More tasty nuggets from the past week:
- “By this point the users will probably be fed up of trying to work around the restrictions and will start texting people from their cell phones.” (Keith Bucher – Security Focus Security Basics mailing list)
- “So the short answer is that I don’t expect to see consistent application of configurability patterns in the kind of toy and example problems that get published on web sites and blogs. Even if the author has a great deal of experiance, toy problems won’t invoke the patterns that she would automatically apply to real problems in large systems.” (John Roth – http://groups.yahoo.com/group/extremeprogramming/message/110188)
- “To take another issue that comes up frequently: data bases. Do you need them?
The usual advice we pass out is to start out without a data base. This usually runs into the objection that since they’re going to have to have one eventually, they should start out with one. Then it gets into a “we’re older and wiser than you”, “no, you’re decrepit” shoving match. This doesn’t help.
I find it a bit more productive to point out that you’re going to run without a data base while developing: there is no other way to run large numbers of tests in the short window available during the TDD cycle. Then when you get the program to the point where it needs one, you are _still_ going to be running without one during the TDD cycle; the presence or absense of a database becomes a configuration option.” (John Roth – http://groups.yahoo.com/group/extremeprogramming/message/110199)
- “The spirit of XP as I read it is not to do everything to the extreme, but to aim to do everything to the extreme. Being humans we suffer from human traits and this means that we will fail at doing things. But this is ok, this is why we are agile – we adapt.” (Amir Kolsky – http://groups.yahoo.com/group/extremeprogramming/message/110243)
- “Replacing an on-site customer with some use cases is about as effective as replacing a hug from your Mom with a friendly note.” (Ron Jeffries)
- “How many different frameworks do we have to learn and configure before we simply abandon the language and use something better. I’d rather just work in a more dynamic language that didn’t force me to jump out to xml every time I needed some flexibility at runtime, maybe Smalltalk or Ruby. Ruby on Rails was invented specifically as a reaction against xml config files, that should speak volumes about the distaste xml leaves many people.” (Ramon Leon – http://groups.yahoo.com/group/extremeprogramming/message/110332)
- “So my //first rule// is: consider all technical debt to be bad, and work like a beaver not to have any. This means, mostly, keeping the code squeaky clean every day.

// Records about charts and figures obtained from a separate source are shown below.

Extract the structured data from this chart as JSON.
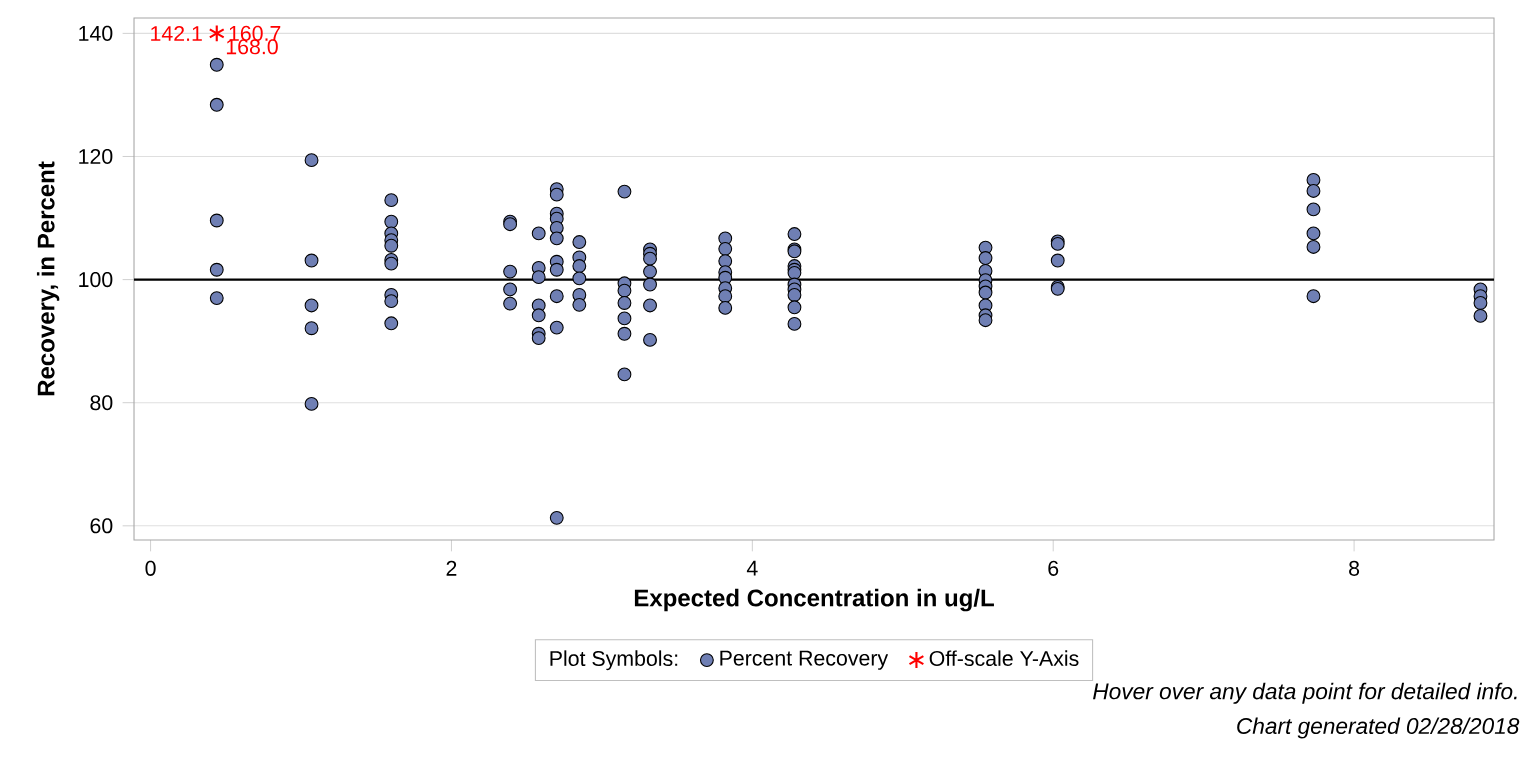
{
  "chart_data": {
    "type": "scatter",
    "xlabel": "Expected Concentration in ug/L",
    "ylabel": "Recovery, in Percent",
    "legend_title": "Plot Symbols:",
    "series": [
      {
        "name": "Percent Recovery",
        "color": "#6f7fb4",
        "marker": "circle",
        "x": [
          0.44,
          0.44,
          0.44,
          0.44,
          0.44,
          1.07,
          1.07,
          1.07,
          1.07,
          1.07,
          1.6,
          1.6,
          1.6,
          1.6,
          1.6,
          1.6,
          1.6,
          1.6,
          1.6,
          1.6,
          2.39,
          2.39,
          2.39,
          2.39,
          2.39,
          2.58,
          2.58,
          2.58,
          2.58,
          2.58,
          2.58,
          2.58,
          2.7,
          2.7,
          2.7,
          2.7,
          2.7,
          2.7,
          2.7,
          2.7,
          2.7,
          2.7,
          2.7,
          2.85,
          2.85,
          2.85,
          2.85,
          2.85,
          2.85,
          3.15,
          3.15,
          3.15,
          3.15,
          3.15,
          3.15,
          3.15,
          3.32,
          3.32,
          3.32,
          3.32,
          3.32,
          3.32,
          3.32,
          3.82,
          3.82,
          3.82,
          3.82,
          3.82,
          3.82,
          3.82,
          3.82,
          4.28,
          4.28,
          4.28,
          4.28,
          4.28,
          4.28,
          4.28,
          4.28,
          4.28,
          4.28,
          4.28,
          5.55,
          5.55,
          5.55,
          5.55,
          5.55,
          5.55,
          5.55,
          5.55,
          5.55,
          6.03,
          6.03,
          6.03,
          6.03,
          6.03,
          7.73,
          7.73,
          7.73,
          7.73,
          7.73,
          7.73,
          8.84,
          8.84,
          8.84,
          8.84
        ],
        "values": [
          134.9,
          128.4,
          109.6,
          101.6,
          97.0,
          119.4,
          103.1,
          95.8,
          92.1,
          79.8,
          112.9,
          109.4,
          107.5,
          106.4,
          105.5,
          103.2,
          102.6,
          97.5,
          96.5,
          92.9,
          109.4,
          109.0,
          101.3,
          98.4,
          96.1,
          107.5,
          101.9,
          100.4,
          95.8,
          94.2,
          91.2,
          90.5,
          114.7,
          113.8,
          110.7,
          109.9,
          108.4,
          106.7,
          102.9,
          101.6,
          97.3,
          92.2,
          61.3,
          106.1,
          103.6,
          102.2,
          100.2,
          97.5,
          95.9,
          114.3,
          99.4,
          98.2,
          96.2,
          93.7,
          91.2,
          84.6,
          104.9,
          104.2,
          103.4,
          101.3,
          99.2,
          95.8,
          90.2,
          106.7,
          105.0,
          103.0,
          101.2,
          100.3,
          98.6,
          97.3,
          95.4,
          107.4,
          104.9,
          104.6,
          102.2,
          101.6,
          101.1,
          99.2,
          98.4,
          97.5,
          95.5,
          92.8,
          105.2,
          103.5,
          101.4,
          99.9,
          98.9,
          97.9,
          95.8,
          94.2,
          93.4,
          106.2,
          105.8,
          103.1,
          98.8,
          98.5,
          116.2,
          114.4,
          111.4,
          107.5,
          105.3,
          97.3,
          98.4,
          97.3,
          96.2,
          94.1
        ]
      },
      {
        "name": "Off-scale Y-Axis",
        "color": "#ff0000",
        "marker": "cross",
        "x": [
          0.44
        ],
        "values": [
          140
        ]
      }
    ],
    "xlim": [
      -0.11,
      8.93
    ],
    "ylim": [
      57.7,
      142.5
    ],
    "xticks": [
      0,
      2,
      4,
      6,
      8
    ],
    "yticks": [
      60,
      80,
      100,
      120,
      140
    ],
    "grid": "y",
    "legend": "bottom",
    "ref_lines": [
      {
        "axis": "y",
        "value": 100,
        "color": "#000000"
      }
    ],
    "annotations": [
      {
        "text": "142.1"
      },
      {
        "text": "160.7"
      },
      {
        "text": "168.0"
      },
      "Hover over any data point for detailed info.",
      "Chart generated 02/28/2018"
    ]
  }
}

My experience suggests that since I’m fallible, my dedication to working like a beaver will falter, and worse yet, my brain will fail to detect something to work on in time to avoid the debt. Sometimes, duplication and other bad stuff will be in the code before I notice.
So my //second rule// is: consider all technical debt to be bad, and if it gets in the way, fix it immediately. This means that if some crufty code is involved in a customer-scheduled story, include making the code squeaky clean as part of that story’s estimate. Don’t move beyond the code that needs to be cleaned as part of the story, but fix all the code that’s really involved.
And my //third rule// is: never, ever, schedule work to clean up code that isn’t involved in a story. Is there bad code somewhere in the system, and it’s just ticking you off, even though there are no stories around to let us work on it? Fine. Ignore it, or let’s have a couple of us come in on Saturday, on our own time, to clean it up.” (Ron Jeffries – http://groups.yahoo.com/group/extremeprogramming/message/110298)
- An XP Team Room (http://www.scissor.com/resources/teamroom/)
- (In reply to the comment that if Ron Jeffries had to pair with someone for 3 weeks – even Catherine Zeta-Jones, one of them would kill the other): “2) If the above occurs, I’ve got $20 on Ron. He’s crafty.” (William Pietri – http://groups.yahoo.com/group/extremeprogramming/message/110325)
Have a great weekend!
Unrelated to your post, but since you’re in Charlotte, any idea why the nofluffjuststuff symposium no longer has a date for Charlotte? It was orginally scheduled for Dec. 3….
http://www.nofluffjuststuff.com
damn good blog, check out mine http://juicyfruiter.blogspot.com, comments always welcome!
Actually, not so unrelated since I run the local Java User’s Group (charjug.org).